Consumer needs to set isolation level to only read committed transaction messages:

// read_committed: Only read committed messages (ignore uncommitted/rolled back)
// read_uncommitted: Read all messages (default, including uncommitted)
props.put(ConsumerConfig.ISOLATION_LEVEL_CONFIG, "read_committed");

End-to-End Exactly-Once (EOS)

Complete end-to-end EOS = Idempotent Producer + Transaction + Consumer offset atomic commit.

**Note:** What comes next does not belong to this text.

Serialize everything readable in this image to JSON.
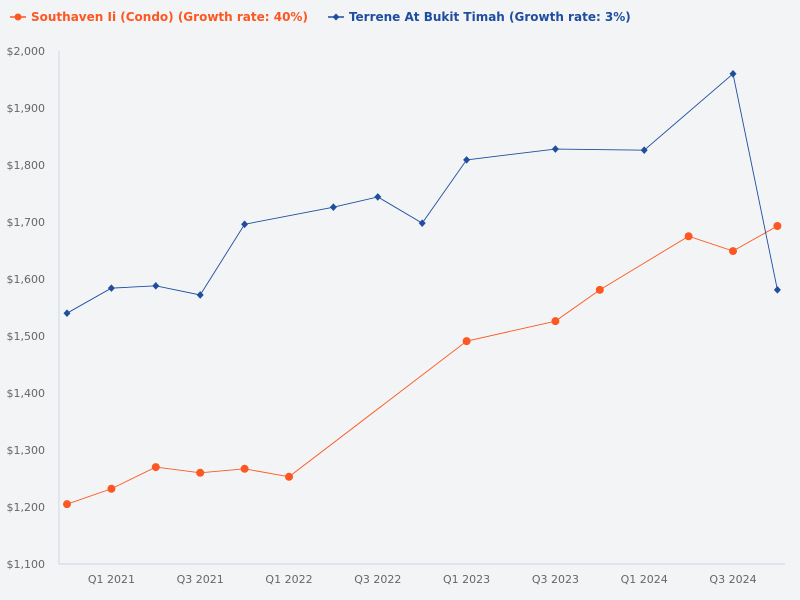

Typical “read-process-write” pattern (Consume-Transform-Produce):

producer.initTransactions();

while (true) {
    ConsumerRecords<String, String> records = consumer.poll(Duration.ofMillis(100));

    if (!records.isEmpty()) {
        producer.beginTransaction();

        try {
            for (ConsumerRecord<String, String> record : records) {
                // Business processing
                String result = process(record.value());
                producer.send(new ProducerRecord<>("output-topic", record.key(), result));
            }

            // Commit consumer offset as part of transaction
            // Ensures atomicity of message processing and offset commit
            Map<TopicPartition, OffsetAndMetadata> offsets = new HashMap<>();
            for (TopicPartition partition : records.partitions()) {
                List<ConsumerRecord<String, String>> partRecords = records.records(partition);
                long lastOffset = partRecords.get(partRecords.size() - 1).offset();
                offsets.put(partition, new OffsetAndMetadata(lastOffset + 1));
            }
            producer.sendOffsetsToTransaction(offsets, consumer.groupMetadata());

            producer.commitTransaction();
        } catch (Exception e) {
            producer.abortTransaction();
        }
    }
}

Using sendOffsetsToTransaction() to include consumer offset commit in transaction ensures even if Producer crashes, after restart it won’t duplicate process or miss messages, achieving true end-to-end Exactly-Once semantics.

Summary

MechanismProblem SolvedApplicable Scope
Idempotent ProducerDeduplication within single partition/sessionSimple retry scenarios
TransactionsCross-partition, cross-session atomic writesMulti-partition writes, ETL pipelines
EOS (Idempotence + transactions + atomic offset commit)End-to-end Exactly-OnceStream processing, financial transactions

Kafka’s Exactly-Once implementation costs performance overhead: transactions introduce extra coordination rounds and log writes. In scenarios requiring extremely high data consistency, this cost is worthwhile.